At least if you use only the methods we've discussed so far, you're reasonably safe if you use local time everywhere in your application and don't mark your datetimes with timezones. That's undesirable because as our new programmer correctly surmised, you really should be using UTC. This is particularly true if users of your database might span multiple timezones.
You can use UTC time and not mark your objects as UTC. This will give the wrong data with a database that actually does support timezones, but will sort of work with SQLite. You need to be careful never to convert your datetime objects into POSIX time as you'll get the wrong result.
It turns out that my life was even more complicated because parts of my project serialize data into JSON. For that serialization, I've chosen ISO 8601. You've probably seen that format: '2017-04-09T18:17:27.340410+00:00. Datetime provides the convenient
isoformatmethod to print timestamps in the ISO 8601 format. If the datetime has a timezone indication, it is included in the ISO formatted string. If not, then no timezone indication is included. You know how I mentioned that datetime takes a string without a timezone marker as local time? Yeah, well, that's not what 8601 does: UTC all the way, baby! And at least the parser in the
iso8601module will always include timezone markers. So, if you use datetime to print a timestamp without a timezone marker and then read that back in to construct a new datetime on the deserialization side, then you'll get the wrong time. OK, so mark things with timezones then. Well, if you use local time, then the time you get depends on whether you print the ISO string before or after session flush (before or after SQLAlchemy trims the timezone information as it goes to SQLite).
It turns out that I had the additional complication of one side of my application using SQLite and one side using PostgreSQL. Remember how I mentioned that something between SQLAlchemy and PostgreSQL was recasting my times in local timezone (although keeping the time the same)? Well, consider how that's going to work. I serialize with the timezone marker on the PostgreSQL side. I get a ISO8601 localtime marked with the correct timezone marker. I deserialize on the SQLite side. Before session flush, I get a local time marked as localtime. After session flush, I get a local time with no marking. That's bad. If I further serialize on the SQLite side, I'll get that local time incorrectly marked as UTC. Moreover, all the times being locally generated on the SQLite side are UTC, and as we explored, SQLite really only wants one timezone in play.

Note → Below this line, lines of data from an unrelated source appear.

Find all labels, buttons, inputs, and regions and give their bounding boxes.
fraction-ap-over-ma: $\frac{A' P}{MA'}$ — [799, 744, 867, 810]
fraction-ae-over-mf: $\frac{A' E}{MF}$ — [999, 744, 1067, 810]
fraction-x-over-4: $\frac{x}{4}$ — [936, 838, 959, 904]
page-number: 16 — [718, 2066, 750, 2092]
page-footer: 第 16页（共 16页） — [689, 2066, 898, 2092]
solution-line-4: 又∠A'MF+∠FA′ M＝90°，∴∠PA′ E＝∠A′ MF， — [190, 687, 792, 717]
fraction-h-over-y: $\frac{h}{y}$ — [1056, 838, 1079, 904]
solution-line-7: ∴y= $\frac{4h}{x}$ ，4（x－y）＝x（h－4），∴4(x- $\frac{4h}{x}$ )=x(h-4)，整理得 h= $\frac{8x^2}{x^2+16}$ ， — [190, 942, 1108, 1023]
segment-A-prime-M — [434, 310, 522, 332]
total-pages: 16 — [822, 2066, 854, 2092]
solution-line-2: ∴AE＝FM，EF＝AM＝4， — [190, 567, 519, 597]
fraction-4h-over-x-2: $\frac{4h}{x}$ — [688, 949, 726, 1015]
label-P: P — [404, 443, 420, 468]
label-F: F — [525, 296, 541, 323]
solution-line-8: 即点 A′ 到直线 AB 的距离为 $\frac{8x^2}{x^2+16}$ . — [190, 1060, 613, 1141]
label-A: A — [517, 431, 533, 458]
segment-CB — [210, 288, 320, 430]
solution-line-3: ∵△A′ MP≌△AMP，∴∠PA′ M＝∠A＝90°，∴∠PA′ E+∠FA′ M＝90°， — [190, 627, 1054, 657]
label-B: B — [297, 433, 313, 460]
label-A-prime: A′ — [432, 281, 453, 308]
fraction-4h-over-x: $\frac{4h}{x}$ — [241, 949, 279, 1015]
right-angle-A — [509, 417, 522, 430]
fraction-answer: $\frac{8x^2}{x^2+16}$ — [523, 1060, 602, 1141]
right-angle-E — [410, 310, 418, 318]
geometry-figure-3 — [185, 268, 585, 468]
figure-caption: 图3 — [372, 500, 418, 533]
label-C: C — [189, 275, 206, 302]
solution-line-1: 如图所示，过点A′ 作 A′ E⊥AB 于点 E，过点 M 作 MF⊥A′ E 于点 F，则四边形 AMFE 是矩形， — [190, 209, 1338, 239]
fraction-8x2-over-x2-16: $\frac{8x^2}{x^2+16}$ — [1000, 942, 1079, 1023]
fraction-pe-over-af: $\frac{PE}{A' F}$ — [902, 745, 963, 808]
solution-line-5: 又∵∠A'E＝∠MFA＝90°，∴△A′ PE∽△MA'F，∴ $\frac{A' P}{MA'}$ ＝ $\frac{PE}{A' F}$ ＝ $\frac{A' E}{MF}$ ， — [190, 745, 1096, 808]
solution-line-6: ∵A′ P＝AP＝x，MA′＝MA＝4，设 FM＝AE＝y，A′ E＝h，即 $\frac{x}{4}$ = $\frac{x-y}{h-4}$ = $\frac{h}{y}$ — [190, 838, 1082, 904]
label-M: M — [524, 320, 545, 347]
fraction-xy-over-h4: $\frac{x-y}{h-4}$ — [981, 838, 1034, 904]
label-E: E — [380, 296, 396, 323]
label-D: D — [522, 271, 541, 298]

I eventually came up with the following approach:
- If I find myself manipulating a time without a timezone marking, assert that its timezone is UTC not localtime.
- Always use UTC for times coming into the system.
- If I'm generating an ISO 8601 time from a datetime that has a timezone marker in a timezone other than UTC, represent that time as a UTC-marked datetime adjusting the time for the change in timezone.
This is way too complicated. I think that both datetime and SQLAlchemy's SQLite time handling have a lot to answer for. I think SQLAlchemy's core time handling may also have some to answer for, but I'm less sure of that.